Walleye may be king here in Minnesota, but across the nation no other fish gets more attention than the largemouth bass. So, naturally, the number of lures that have been invented to catch bass probably equal all the lures for every other fish combined.
Yet even with all these choices, it only takes two to catch bass.
The classic topwater plugs synonymous with bass fishing -- Bass-O-Reno, Hula Popper, Jitterbug -- are wonderful baits, but have given way to better lures. In the 1960s and 1970s tournament anglers made the spinnerbait and Texas-rigged plastic worm famous. These lures accounted for almost every big bass being caught. Well, nothing has changed.
The reason spinnerbaits are so hot is that largemouth bass often feed near the surface in shallow water, in bullrushes or over the top of submerged weed beds. In these situations, a spinnerbait almost always is the best lure to use.

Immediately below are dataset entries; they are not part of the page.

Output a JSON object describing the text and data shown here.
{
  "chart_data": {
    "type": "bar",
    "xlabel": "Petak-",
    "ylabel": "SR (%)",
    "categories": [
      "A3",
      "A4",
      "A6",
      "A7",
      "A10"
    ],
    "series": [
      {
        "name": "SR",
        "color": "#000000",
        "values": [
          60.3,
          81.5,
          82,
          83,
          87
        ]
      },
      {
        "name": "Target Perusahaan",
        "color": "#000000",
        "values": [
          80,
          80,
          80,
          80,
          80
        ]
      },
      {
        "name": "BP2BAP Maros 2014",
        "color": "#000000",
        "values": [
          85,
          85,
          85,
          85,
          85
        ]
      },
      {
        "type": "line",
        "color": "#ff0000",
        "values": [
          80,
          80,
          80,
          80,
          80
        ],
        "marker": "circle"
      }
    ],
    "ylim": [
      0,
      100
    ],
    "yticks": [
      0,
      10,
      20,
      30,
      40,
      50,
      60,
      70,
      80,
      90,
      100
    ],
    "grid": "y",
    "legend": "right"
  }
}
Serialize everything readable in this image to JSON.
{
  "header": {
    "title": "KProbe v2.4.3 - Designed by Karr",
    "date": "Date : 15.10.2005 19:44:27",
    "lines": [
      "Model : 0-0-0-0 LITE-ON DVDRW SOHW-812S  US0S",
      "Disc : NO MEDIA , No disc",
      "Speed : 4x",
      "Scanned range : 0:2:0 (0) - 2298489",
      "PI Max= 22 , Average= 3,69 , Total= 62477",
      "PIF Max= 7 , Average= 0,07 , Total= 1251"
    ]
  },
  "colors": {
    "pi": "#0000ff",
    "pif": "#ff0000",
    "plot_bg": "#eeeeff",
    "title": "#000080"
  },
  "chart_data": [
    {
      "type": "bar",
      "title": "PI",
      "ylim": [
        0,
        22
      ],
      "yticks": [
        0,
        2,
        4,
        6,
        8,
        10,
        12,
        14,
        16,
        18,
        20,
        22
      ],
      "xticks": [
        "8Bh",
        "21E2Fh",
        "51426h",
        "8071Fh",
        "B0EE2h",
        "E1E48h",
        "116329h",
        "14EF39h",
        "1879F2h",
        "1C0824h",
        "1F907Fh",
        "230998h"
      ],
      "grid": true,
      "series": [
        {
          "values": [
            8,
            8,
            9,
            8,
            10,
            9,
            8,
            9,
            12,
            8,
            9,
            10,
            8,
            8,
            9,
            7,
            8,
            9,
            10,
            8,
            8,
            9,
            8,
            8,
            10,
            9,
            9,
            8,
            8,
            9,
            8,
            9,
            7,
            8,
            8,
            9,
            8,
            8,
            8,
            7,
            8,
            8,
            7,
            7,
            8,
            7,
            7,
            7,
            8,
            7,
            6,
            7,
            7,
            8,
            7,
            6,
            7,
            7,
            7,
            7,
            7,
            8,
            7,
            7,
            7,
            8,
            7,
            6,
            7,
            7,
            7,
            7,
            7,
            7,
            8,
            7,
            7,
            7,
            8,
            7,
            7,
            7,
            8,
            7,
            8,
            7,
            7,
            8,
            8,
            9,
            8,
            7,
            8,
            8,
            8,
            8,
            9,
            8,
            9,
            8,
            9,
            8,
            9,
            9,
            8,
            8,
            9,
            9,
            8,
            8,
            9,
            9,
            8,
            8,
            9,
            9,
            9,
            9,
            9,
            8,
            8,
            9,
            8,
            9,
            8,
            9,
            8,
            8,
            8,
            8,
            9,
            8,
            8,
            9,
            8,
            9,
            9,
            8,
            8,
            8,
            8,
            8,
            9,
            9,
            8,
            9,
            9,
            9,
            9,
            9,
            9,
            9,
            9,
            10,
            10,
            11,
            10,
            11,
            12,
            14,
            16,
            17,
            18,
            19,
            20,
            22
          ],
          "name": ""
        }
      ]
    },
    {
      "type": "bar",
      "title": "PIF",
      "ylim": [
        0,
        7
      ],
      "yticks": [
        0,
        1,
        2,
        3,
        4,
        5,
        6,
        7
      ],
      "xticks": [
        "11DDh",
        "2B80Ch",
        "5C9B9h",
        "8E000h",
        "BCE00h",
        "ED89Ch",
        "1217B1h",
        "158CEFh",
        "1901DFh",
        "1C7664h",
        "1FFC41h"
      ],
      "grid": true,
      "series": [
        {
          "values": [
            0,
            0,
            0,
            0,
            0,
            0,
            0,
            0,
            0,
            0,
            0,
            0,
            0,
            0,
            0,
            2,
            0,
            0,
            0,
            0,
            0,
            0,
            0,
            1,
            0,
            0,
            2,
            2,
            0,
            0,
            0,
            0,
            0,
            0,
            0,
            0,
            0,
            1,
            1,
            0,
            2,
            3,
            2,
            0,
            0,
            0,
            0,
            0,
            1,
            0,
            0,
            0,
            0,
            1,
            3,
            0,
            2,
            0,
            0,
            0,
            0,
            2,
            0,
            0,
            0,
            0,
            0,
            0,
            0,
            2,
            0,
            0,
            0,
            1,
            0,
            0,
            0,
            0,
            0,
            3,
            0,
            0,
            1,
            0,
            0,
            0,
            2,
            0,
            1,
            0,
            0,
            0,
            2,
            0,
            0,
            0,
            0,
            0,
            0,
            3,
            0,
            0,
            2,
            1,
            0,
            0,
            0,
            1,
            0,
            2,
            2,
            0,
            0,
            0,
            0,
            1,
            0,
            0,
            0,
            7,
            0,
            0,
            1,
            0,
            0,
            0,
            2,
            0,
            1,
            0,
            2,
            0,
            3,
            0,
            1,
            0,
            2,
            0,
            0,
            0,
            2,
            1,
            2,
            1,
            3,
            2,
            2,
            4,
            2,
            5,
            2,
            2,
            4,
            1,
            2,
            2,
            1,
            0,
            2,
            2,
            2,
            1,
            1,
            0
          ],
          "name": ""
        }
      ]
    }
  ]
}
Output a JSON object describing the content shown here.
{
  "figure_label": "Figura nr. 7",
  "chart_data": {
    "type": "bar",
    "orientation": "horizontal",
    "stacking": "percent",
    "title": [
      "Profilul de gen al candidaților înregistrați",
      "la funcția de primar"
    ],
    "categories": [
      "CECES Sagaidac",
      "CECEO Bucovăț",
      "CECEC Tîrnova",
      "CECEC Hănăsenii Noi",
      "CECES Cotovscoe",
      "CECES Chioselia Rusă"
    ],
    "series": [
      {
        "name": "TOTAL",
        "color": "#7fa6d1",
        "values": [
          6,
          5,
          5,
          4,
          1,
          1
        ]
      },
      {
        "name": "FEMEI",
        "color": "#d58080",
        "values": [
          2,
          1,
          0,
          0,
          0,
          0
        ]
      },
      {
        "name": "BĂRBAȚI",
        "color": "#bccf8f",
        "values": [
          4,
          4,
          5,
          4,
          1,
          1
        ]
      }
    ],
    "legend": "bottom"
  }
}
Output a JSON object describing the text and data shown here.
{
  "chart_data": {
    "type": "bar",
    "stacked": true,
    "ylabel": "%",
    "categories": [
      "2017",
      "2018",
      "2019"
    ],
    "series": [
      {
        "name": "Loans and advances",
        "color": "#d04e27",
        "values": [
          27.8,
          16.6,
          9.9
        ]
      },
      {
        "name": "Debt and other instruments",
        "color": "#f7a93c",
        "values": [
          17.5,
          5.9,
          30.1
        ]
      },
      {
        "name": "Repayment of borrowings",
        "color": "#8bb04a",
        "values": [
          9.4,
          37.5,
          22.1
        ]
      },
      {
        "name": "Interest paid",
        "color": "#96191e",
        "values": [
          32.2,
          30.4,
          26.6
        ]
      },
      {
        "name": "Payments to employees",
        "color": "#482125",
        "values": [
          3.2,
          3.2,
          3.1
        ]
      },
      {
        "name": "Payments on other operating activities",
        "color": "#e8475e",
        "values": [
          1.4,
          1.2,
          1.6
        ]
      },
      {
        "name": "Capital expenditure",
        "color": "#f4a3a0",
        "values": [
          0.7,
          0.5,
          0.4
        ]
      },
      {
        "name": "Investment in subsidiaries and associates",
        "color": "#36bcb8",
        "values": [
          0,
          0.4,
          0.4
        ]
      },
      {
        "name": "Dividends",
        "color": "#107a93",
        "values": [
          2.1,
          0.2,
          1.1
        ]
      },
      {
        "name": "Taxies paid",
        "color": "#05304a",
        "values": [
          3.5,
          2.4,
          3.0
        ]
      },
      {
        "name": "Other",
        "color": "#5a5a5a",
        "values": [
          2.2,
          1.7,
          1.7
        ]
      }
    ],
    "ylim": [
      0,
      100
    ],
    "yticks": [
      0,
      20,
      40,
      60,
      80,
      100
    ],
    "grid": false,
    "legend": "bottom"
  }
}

The spinnerbait is quite weedless and simple to use. Just cast it over likely looking bass cover and reel it in. The spinning blade and colorful body material provide all the action you need. If you want, you can vary your retrieve by lifting and dropping the lure as your reel it in, or you can let it "helicopter" down if the bass are deeper.
If bass aren't over submerged weed beds, they often are part way down or at the bottom of submerged weeds. A spinnerbait can be worked a few feet down these weed walls, but when the fish are deep a plastic worm becomes the better choice.
Plastic worms are buoyant and must be rigged with a weight to get down to where bass lurk near the bottom. The Texas-rigged worm uses a special hook that is impaled through the head of the worm and back into the body so it's weedless. A bullet-shaped slip sinker is placed on the line ahead of the worm, which pulls it deep.
Another method for rigging plastic worms is to use a leadhead jig and hook the worm through the head and leave the hook exposed. The jighead provides weight and a little color to the lure.
With either rig, simply cast it out and let it settle to the depth the bass are. Gently twitch the bait as you retrieve. Often you won't feel a powerful strike when a bass hits plastic worms. Largemouths just suck the worm in with a gulp. It often feels like a tap or light jerk. Relax the line for a few moments and give the fish time to take the worm all the way in. Then set the hook. If the worm becomes tangled in weeds, jerk it loose and keep working it in.
Certainly there are many other lures that catch bass. Some are better choices than spinnerbaits and plastic worms in some situations. But day in and day out, in almost all bass fishing situations, a spinnerbait or rigged plastic worm is your best choice.